Schreie aus dem Lektorat – Teil 2

Zu Halloween scheint mir die Aufnahme der Artikelreihe „Schreie aus dem Lektorat“ passend. Ich möchte mit einem ganz rudimentären Anliegen anfangen, das auf den ersten Blick möglicherweise banal anmutet. Bitte niemals eine eingereichte Textdatei „Text“ nennen. Hä? Genau. Es reicht nicht aus, beim Einreichen eines Manuskripts nur in der E-Mail den tatsächlichen Titel aufzuführen. Wenn ein Werk einen (Arbeits-)Titel hat – warum die entsprechende Datei nicht? Fragezeichen. – Jetzt mag die Leserin/der Leser staunen: Was, das gibt es? Ja, tut es.
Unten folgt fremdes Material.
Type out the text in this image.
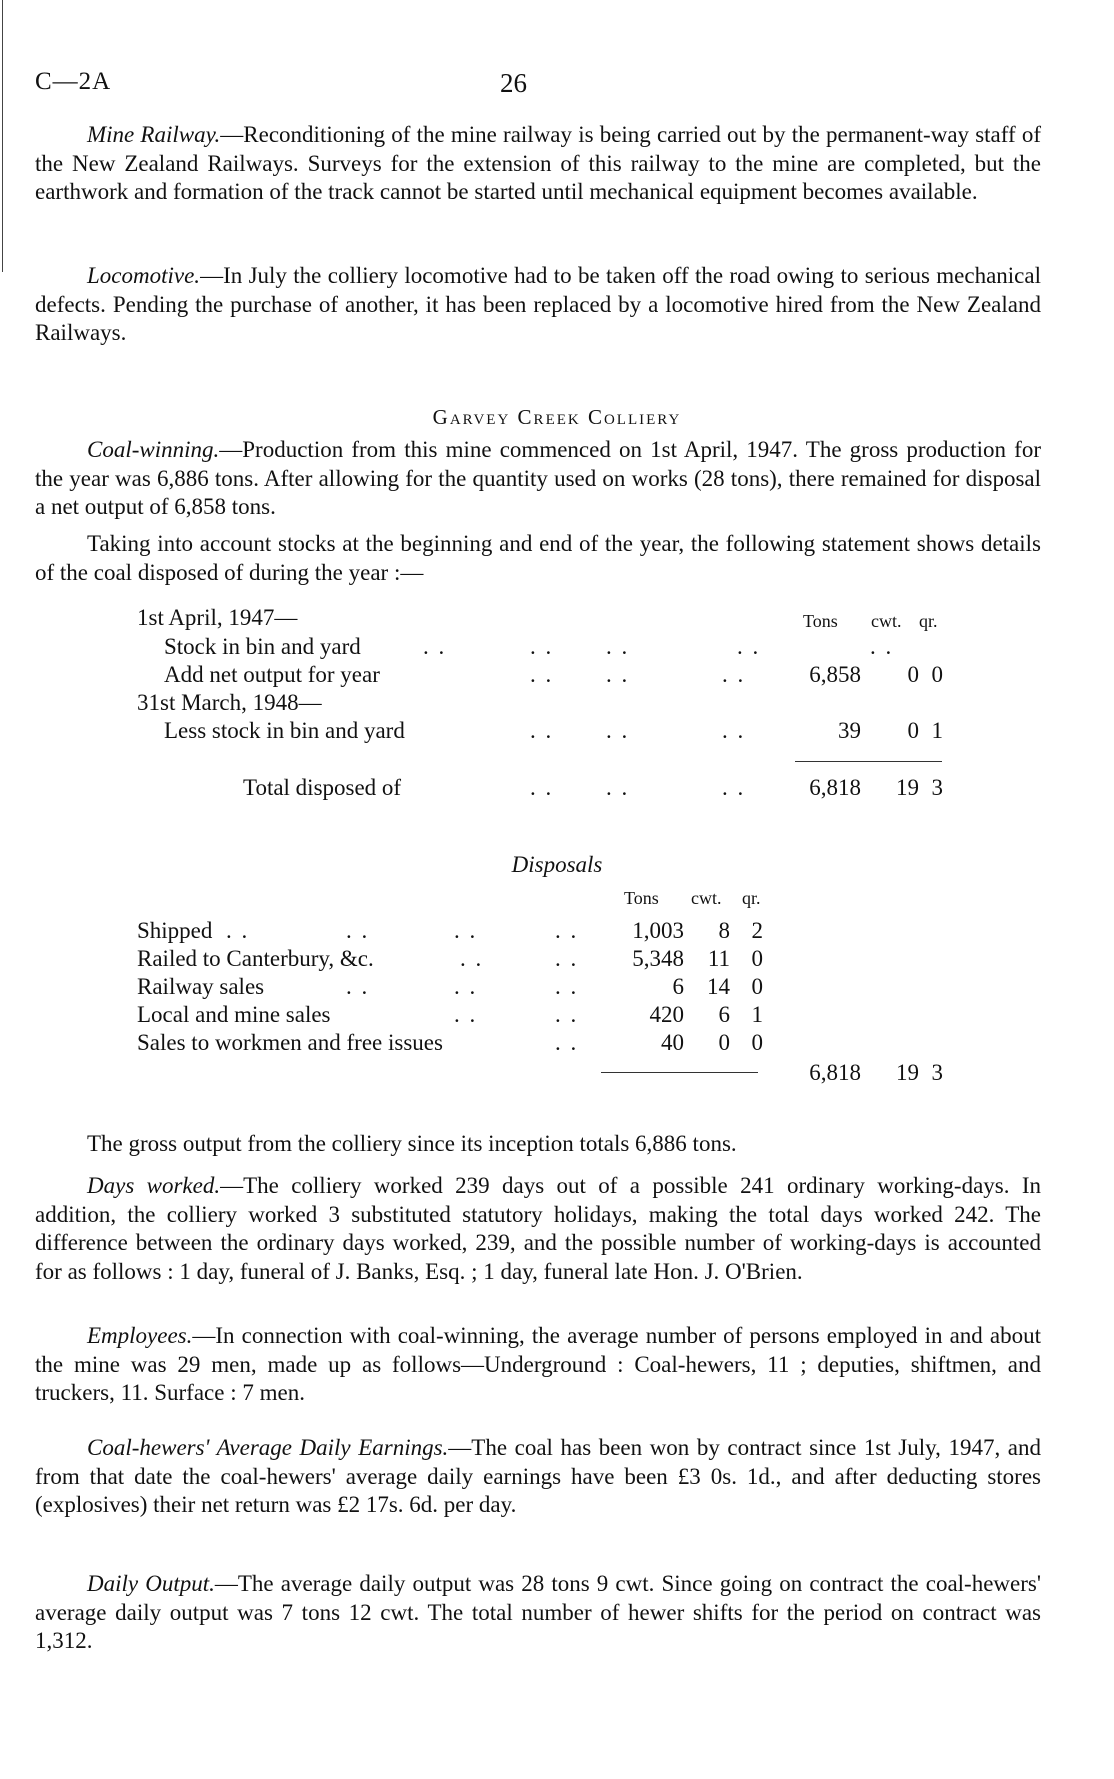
C—2A	26

Mine Railway.—Reconditioning of the mine railway is being carried out by the permanent-way staff of the New Zealand Railways. Surveys for the extension of this railway to the mine are completed, but the earthwork and formation of the track cannot be started until mechanical equipment becomes available.

Locomotive.—In July the colliery locomotive had to be taken off the road owing to serious mechanical defects. Pending the purchase of another, it has been replaced by a locomotive hired from the New Zealand Railways.

Garvey Creek Colliery

Coal-winning.—Production from this mine commenced on 1st April, 1947. The gross production for the year was 6,886 tons. After allowing for the quantity used on works (28 tons), there remained for disposal a net output of 6,858 tons.

Taking into account stocks at the beginning and end of the year, the following statement shows details of the coal disposed of during the year :—

Tons cwt. qr.
1st April, 1947—
Stock in bin and yard	. .	. . . .	. .	. .
Add net output for year	. . . .	. .	6,858 0 0
31st March, 1948—
Less stock in bin and yard	. . . .	. .	39 0 1
Total disposed of	. . . .	. .	6,818 19 3
Disposals
Tons cwt. qr.
Shipped . .	. .	. .	. . 1,003 8 2
Railed to Canterbury, &c.	. .	. . 5,348 11 0
Railway sales	. .	. .	. .	6 14 0
Local and mine sales	. .	. .	420 6 1
Sales to workmen and free issues	. .	40 0 0
6,818 19 3

The gross output from the colliery since its inception totals 6,886 tons.

Days worked.—The colliery worked 239 days out of a possible 241 ordinary working-days. In addition, the colliery worked 3 substituted statutory holidays, making the total days worked 242. The difference between the ordinary days worked, 239, and the possible number of working-days is accounted for as follows : 1 day, funeral of J. Banks, Esq. ; 1 day, funeral late Hon. J. O'Brien.

Employees.—In connection with coal-winning, the average number of persons employed in and about the mine was 29 men, made up as follows—Underground : Coal-hewers, 11 ; deputies, shiftmen, and truckers, 11. Surface : 7 men.

Coal-hewers' Average Daily Earnings.—The coal has been won by contract since 1st July, 1947, and from that date the coal-hewers' average daily earnings have been £3 0s. 1d., and after deducting stores (explosives) their net return was £2 17s. 6d. per day.

Daily Output.—The average daily output was 28 tons 9 cwt. Since going on contract the coal-hewers' average daily output was 7 tons 12 cwt. The total number of hewer shifts for the period on contract was 1,312.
Warum ich mit einer solchen Banalität beginne?  Weil ich dem vorbeugen möchte – und weil die Benennung der Dateien in meinen Augen sehr vielsagend ist. Erreicht mich ein Manuskriptangebot mit (einer nichtssagenden) Dateibezeichnung wie „Text“, ist das in jedem Fall eine Nachlässigkeit. Ob sich dazu Unsicherheit, Arroganz, Möchtegern-Coolness oder eine weitere Zutat gesellen, bleibt erst einmal offen. Eine Manuskriptdatei ohne Titel und auch ohne Autor*innenname finde ich an sich problematisch. Wobei der fehlende Name der Urheberin/des Urhebers durchaus verzeihlich ist, insbesondere wenn das Manuskript eine Kopfzeile mit Kontaktdaten aufweist.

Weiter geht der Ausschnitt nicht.